Мой отец участвовал в выездных сессиях суда в четырнадцатом судебном округе, и по должности ему нередко приходилось уезжать из Уотерфорда. Дело, которое довело его до беды, было простым, но весьма спорным с учетом той сельской местности, где оно разбиралось. Учитель английского языка по имени Тони Калабрезе был уволен с работы за то, что открыто ратовал за десегрегацию в бесплатных средних школах. Калабрезе принял на работу школьный совет графства Риз, а графство Риз прославилось на всю Южную Каролину отсталостью своих граждан. Отец называл это графство «мировой столицей инцеста», а к его юристам относился с глубоким презрением. Тони Калабрезе признал, что защищал идею десегрегации в школах, но лишь как средство обучения и ради стимуляции общей дискуссии среди учеников, которые, как он чувствовал, были слишком косными и вообще лишены каких-либо идей. Тони не помогло даже то, что он, родившийся в Хаддонфилде, штат Нью-Джерси, в семье иммигрантов из Неаполя, был верующим католиком и ярым республиканцем.

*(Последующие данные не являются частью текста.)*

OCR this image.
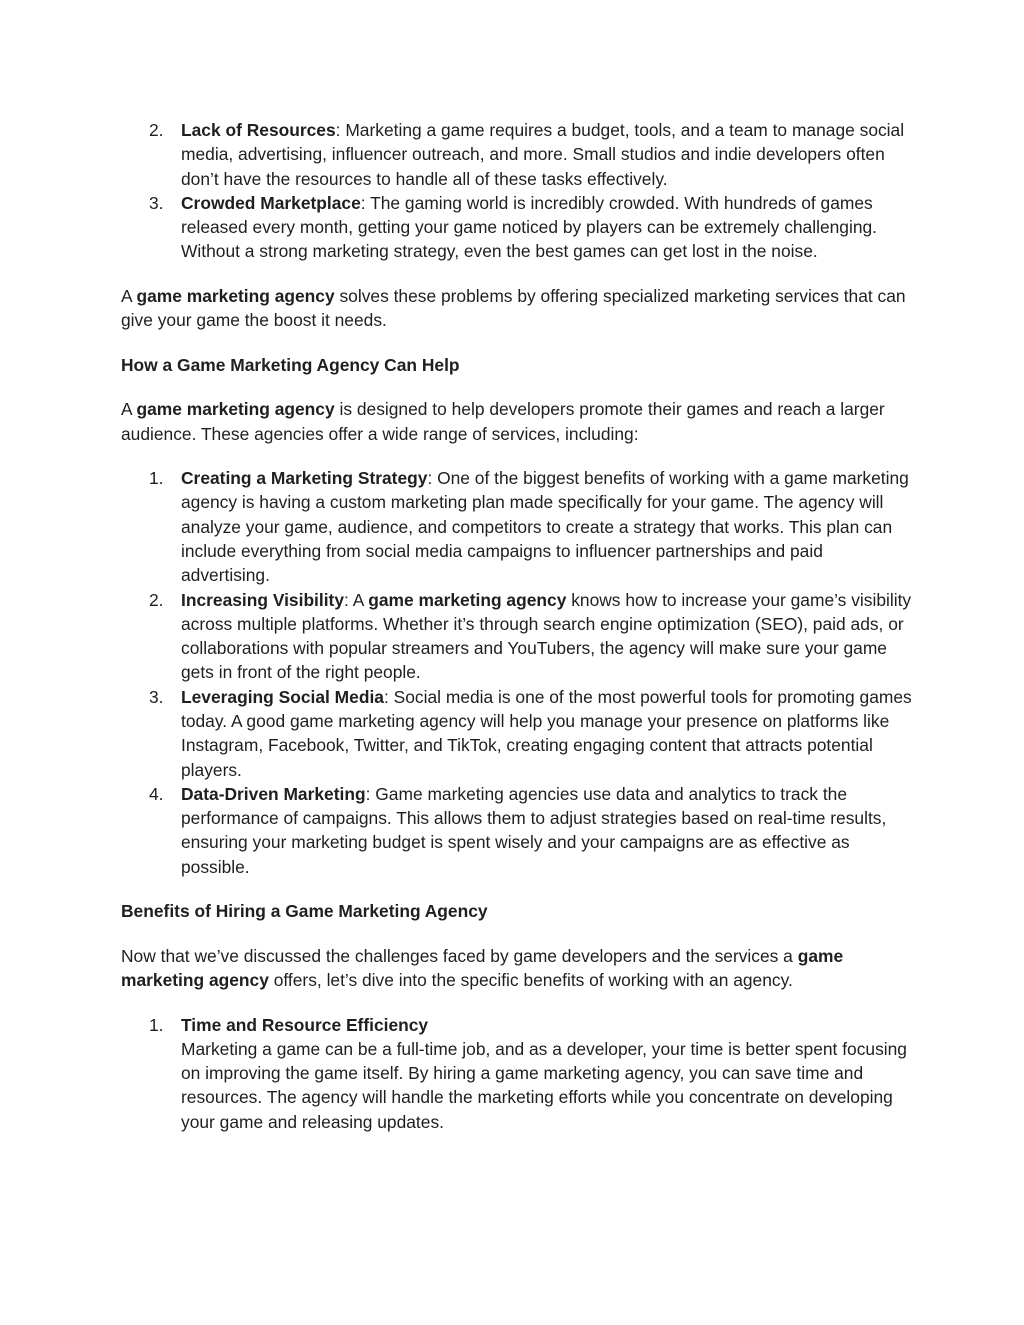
2. Lack of Resources: Marketing a game requires a budget, tools, and a team to manage social media, advertising, influencer outreach, and more. Small studios and indie developers often don’t have the resources to handle all of these tasks effectively.
3. Crowded Marketplace: The gaming world is incredibly crowded. With hundreds of games released every month, getting your game noticed by players can be extremely challenging. Without a strong marketing strategy, even the best games can get lost in the noise.

A game marketing agency solves these problems by offering specialized marketing services that can give your game the boost it needs.

How a Game Marketing Agency Can Help

A game marketing agency is designed to help developers promote their games and reach a larger audience. These agencies offer a wide range of services, including:

1. Creating a Marketing Strategy: One of the biggest benefits of working with a game marketing agency is having a custom marketing plan made specifically for your game. The agency will analyze your game, audience, and competitors to create a strategy that works. This plan can include everything from social media campaigns to influencer partnerships and paid advertising.
2. Increasing Visibility: A game marketing agency knows how to increase your game’s visibility across multiple platforms. Whether it’s through search engine optimization (SEO), paid ads, or collaborations with popular streamers and YouTubers, the agency will make sure your game gets in front of the right people.
3. Leveraging Social Media: Social media is one of the most powerful tools for promoting games today. A good game marketing agency will help you manage your presence on platforms like Instagram, Facebook, Twitter, and TikTok, creating engaging content that attracts potential players.
4. Data-Driven Marketing: Game marketing agencies use data and analytics to track the performance of campaigns. This allows them to adjust strategies based on real-time results, ensuring your marketing budget is spent wisely and your campaigns are as effective as possible.
Benefits of Hiring a Game Marketing Agency

Now that we’ve discussed the challenges faced by game developers and the services a game marketing agency offers, let’s dive into the specific benefits of working with an agency.

1. Time and Resource Efficiency
Marketing a game can be a full-time job, and as a developer, your time is better spent focusing on improving the game itself. By hiring a game marketing agency, you can save time and resources. The agency will handle the marketing efforts while you concentrate on developing your game and releasing updates.
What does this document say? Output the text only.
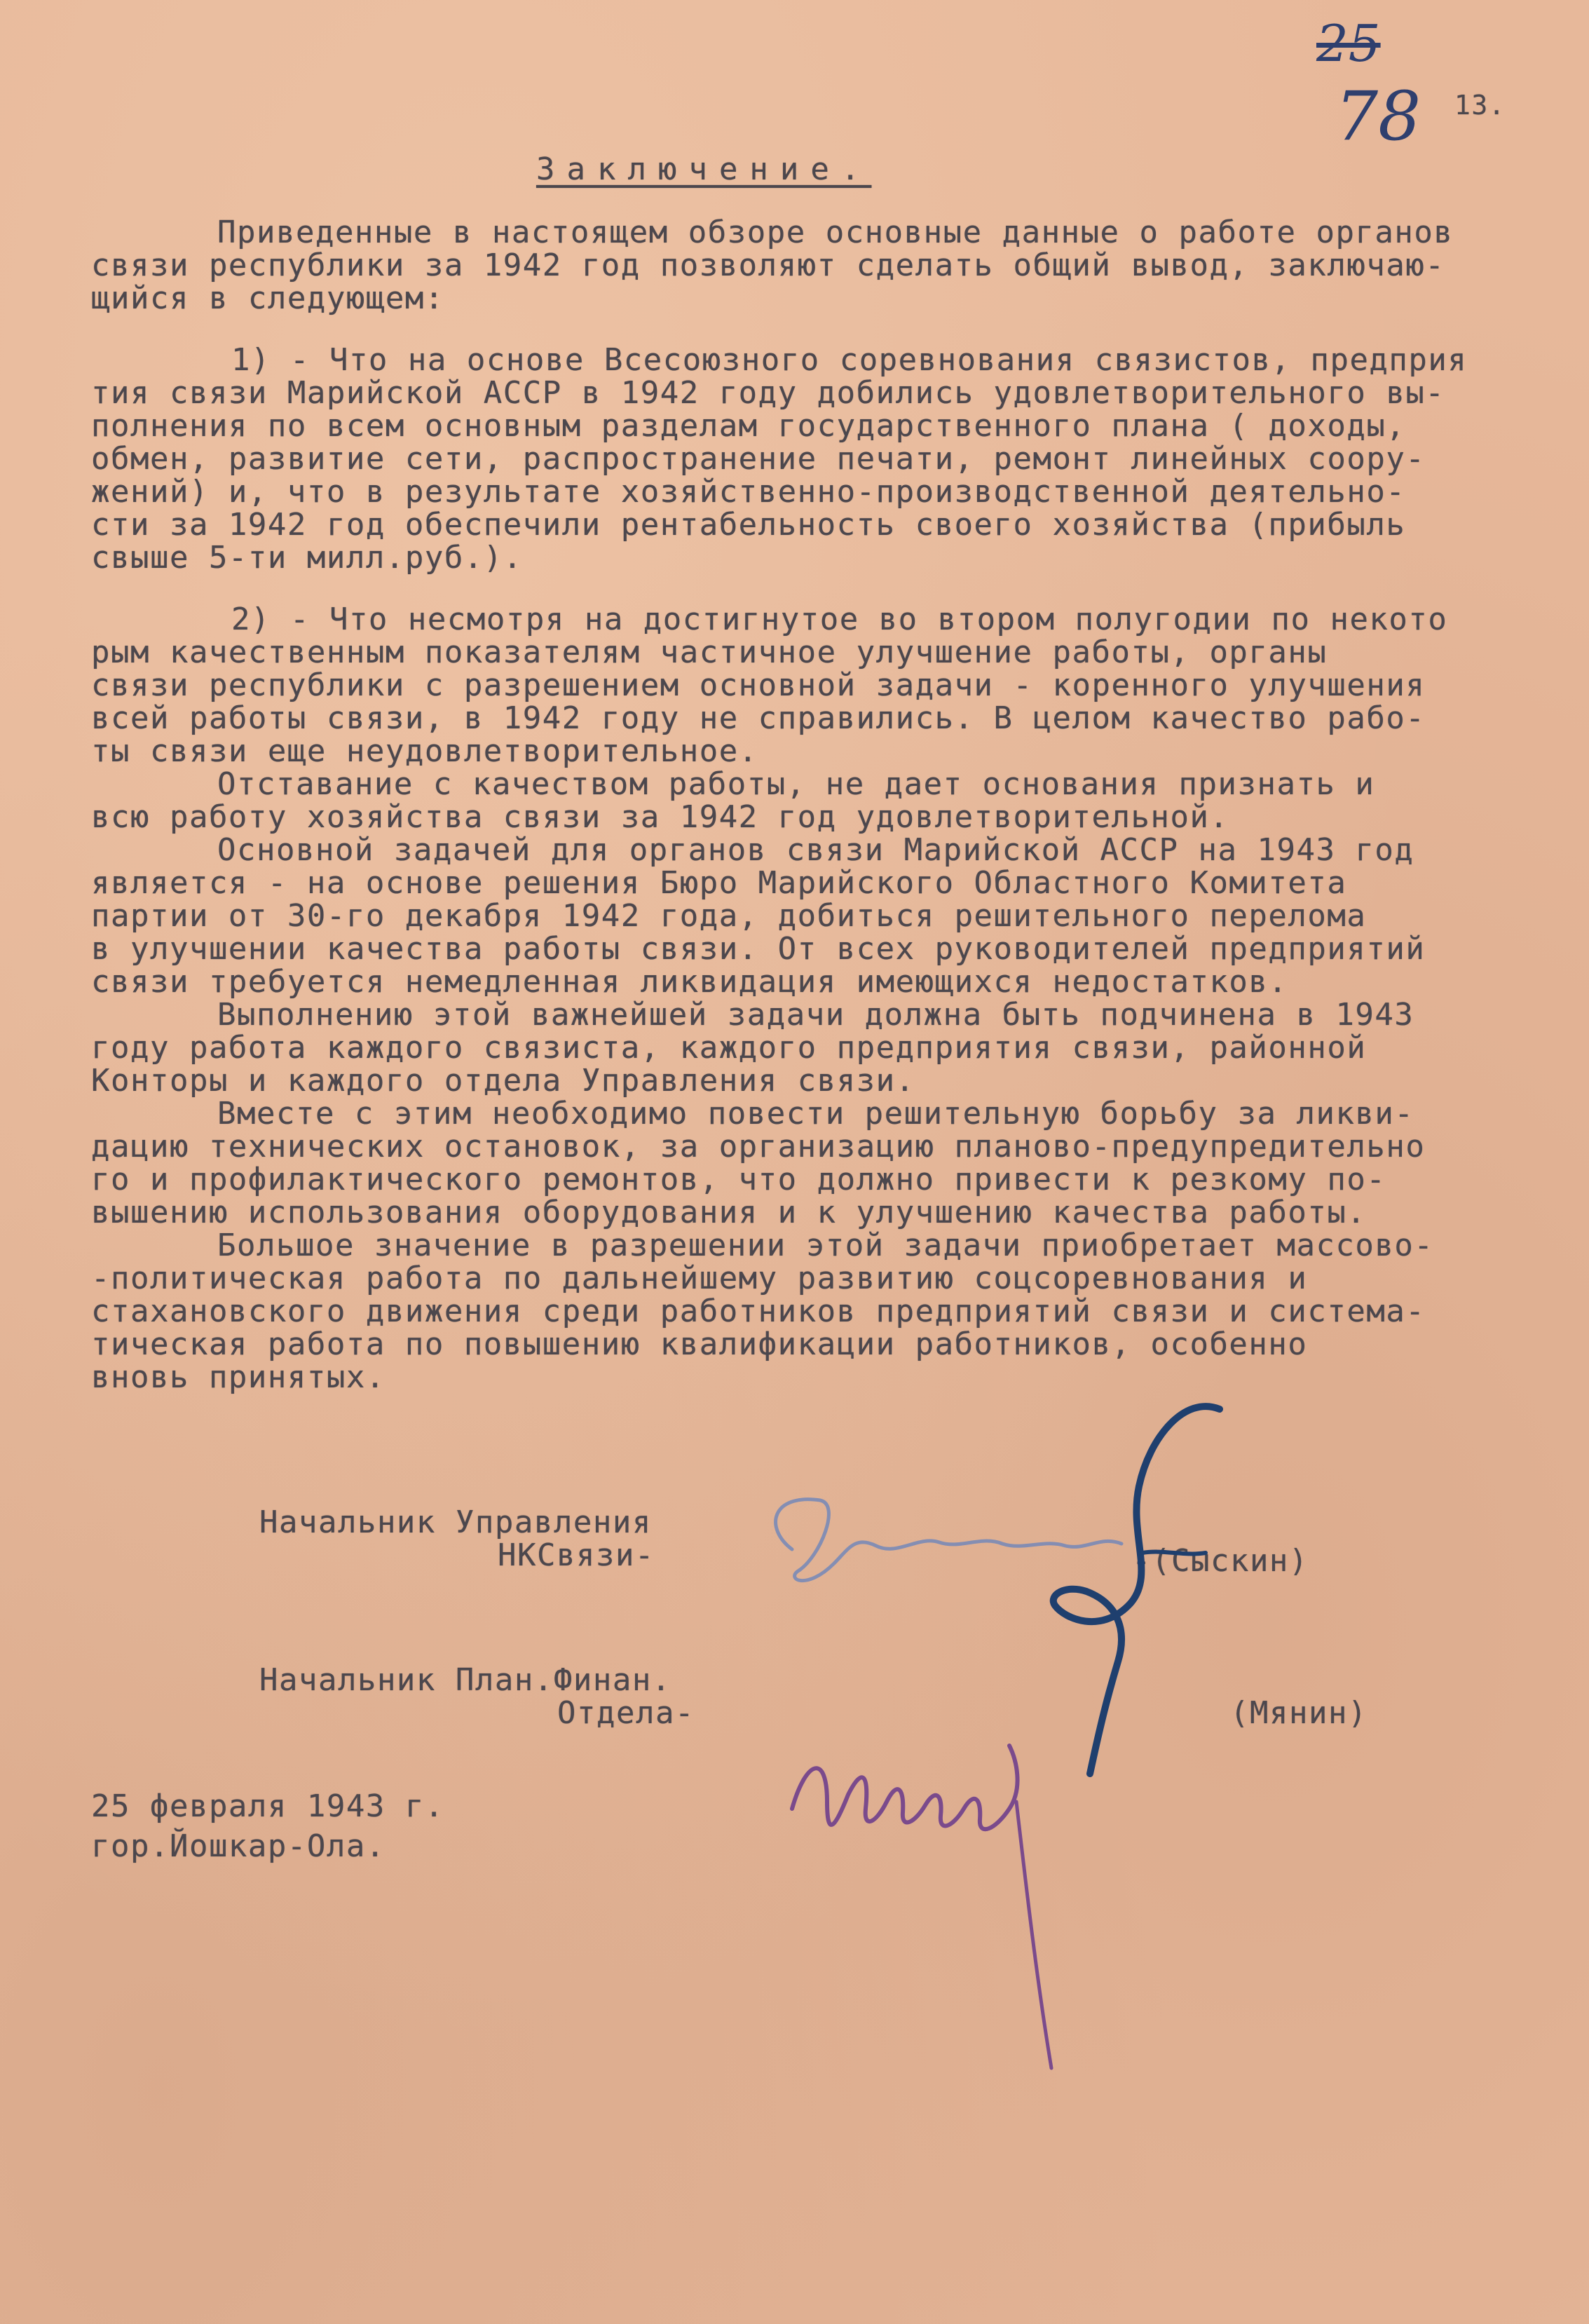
25
78 13.
Заключение.
Приведенные в настоящем обзоре основные данные о работе органов
связи республики за 1942 год позволяют сделать общий вывод, заключаю-
щийся в следующем:
1) - Что на основе Всесоюзного соревнования связистов, предприя
тия связи Марийской АССР в 1942 году добились удовлетворительного вы-
полнения по всем основным разделам государственного плана ( доходы,
обмен, развитие сети, распространение печати, ремонт линейных соору-
жений) и, что в результате хозяйственно-производственной деятельно-
сти за 1942 год обеспечили рентабельность своего хозяйства (прибыль
свыше 5-ти милл.руб.).
2) - Что несмотря на достигнутое во втором полугодии по некото
рым качественным показателям частичное улучшение работы, органы
связи республики с разрешением основной задачи - коренного улучшения
всей работы связи, в 1942 году не справились. В целом качество рабо-
ты связи еще неудовлетворительное.
Отставание с качеством работы, не дает основания признать и
всю работу хозяйства связи за 1942 год удовлетворительной.
Основной задачей для органов связи Марийской АССР на 1943 год
является - на основе решения Бюро Марийского Областного Комитета
партии от 30-го декабря 1942 года, добиться решительного перелома
в улучшении качества работы связи. От всех руководителей предприятий
связи требуется немедленная ликвидация имеющихся недостатков.
Выполнению этой важнейшей задачи должна быть подчинена в 1943
году работа каждого связиста, каждого предприятия связи, районной
Конторы и каждого отдела Управления связи.
Вместе с этим необходимо повести решительную борьбу за ликви-
дацию технических остановок, за организацию планово-предупредительно
го и профилактического ремонтов, что должно привести к резкому по-
вышению использования оборудования и к улучшению качества работы.
Большое значение в разрешении этой задачи приобретает массово-
-политическая работа по дальнейшему развитию соцсоревнования и
стахановского движения среди работников предприятий связи и система-
тическая работа по повышению квалификации работников, особенно
вновь принятых.
Начальник Управления
НКСвязи-	-(Сыскин)
Начальник План.Финан.
Отдела-	(Мянин)
25 февраля 1943 г.
гор.Йошкар-Ола.
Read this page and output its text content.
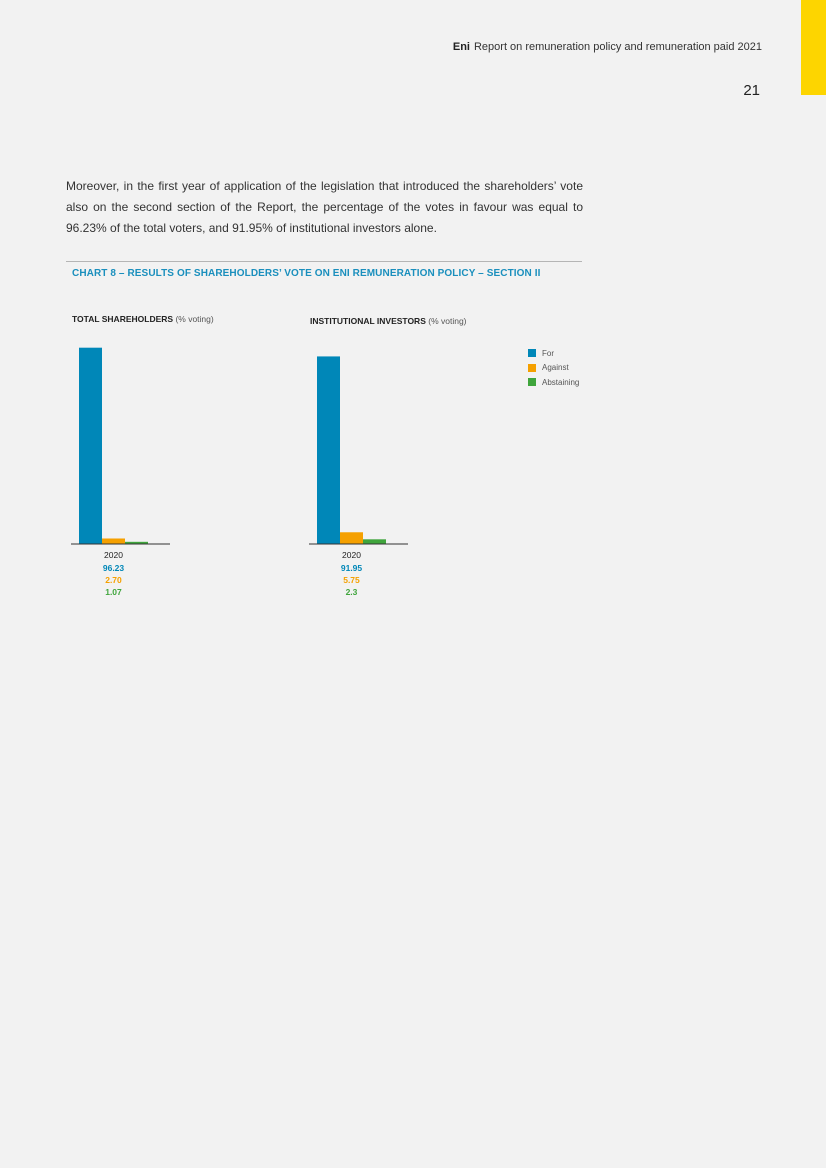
Eni Report on remuneration policy and remuneration paid 2021
21

Moreover, in the first year of application of the legislation that introduced the shareholders’ vote also on the second section of the Report, the percentage of the votes in favour was equal to 96.23% of the total voters, and 91.95% of institutional investors alone.

CHART 8 – RESULTS OF SHAREHOLDERS’ VOTE ON ENI REMUNERATION POLICY – SECTION II
TOTAL SHAREHOLDERS (% voting)	INSTITUTIONAL INVESTORS (% voting)
For
Against
Abstaining
96.23
2.70
1.07
2020
91.95
5.75
2.3
2020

По ходу процесса отцу стало ясно, что школьный совет уволил мистера Калабрезе в нарушение всех законов, причем ни одна из необходимых процедур не была соблюдена. Стоя на месте свидетеля, учитель не проявил ни малейшего раскаяния и горячо отстаивал собственную точку зрения. Пылая благородным гневом, мистер Калабрезе говорил, что в том классе, которым он руководит, мир идей не удастся задушить и вообще он не позволит себя запугать и не откажется от своих убеждений. Отец слушал его и думал, что дело Тони Калабрезе — хороший пример для каждого маленького городка, и мысленно аплодировал неустрашимому учителю, в то время как атмосфера в зале суда становилась все более взрывоопасной и враждебной. Отец отождествлял себя с пламенным борцом за справедливость — истцом, возбудившим дело против отсталого школьного совета.
Уже в конце судебного заседания отец спросил Калабрезе:
— Как вы попали в графство Риз, сэр?
Калабрезе, улыбнувшись, ответил:
— Новичкам везет, ваша честь.
Отец рассмеялся, но это была единственная улыбка среди мрачных лиц в зале суда. Отец вынес решение в пользу Калабрезе, восстановил его на работе с выплатой заработной платы за пропущенное время, после чего сделал ошибку, прочитав нотацию школьному совету и жителям графства Риз.
— Нельзя уволить учителя за обсуждение в классе того, о чем каждый день кричат заголовки всех наших газет. Можно не соглашаться с концепцией десегрегации, но тот, кто умеет читать, не может не видеть, что процесс этот неизбежен. Сегодня можно уволить хоть сотню Калабрезе, но завтра десегрегация непременно станет реальностью. Калабрезе просто готовил ваших детей к будущему. Его увольнение вызвано разочарованием, так как вы слишком цепляетесь за прошлое. Я несколько раз перечитывал «Браун против отдела народного образования». Это плохая публичная политика, но это хороший закон. Вы не можете уволить человека за то, что он учит конституционным правам. Десегрегация обязательно придет в Южную Каролину, с Калабрезе или без него.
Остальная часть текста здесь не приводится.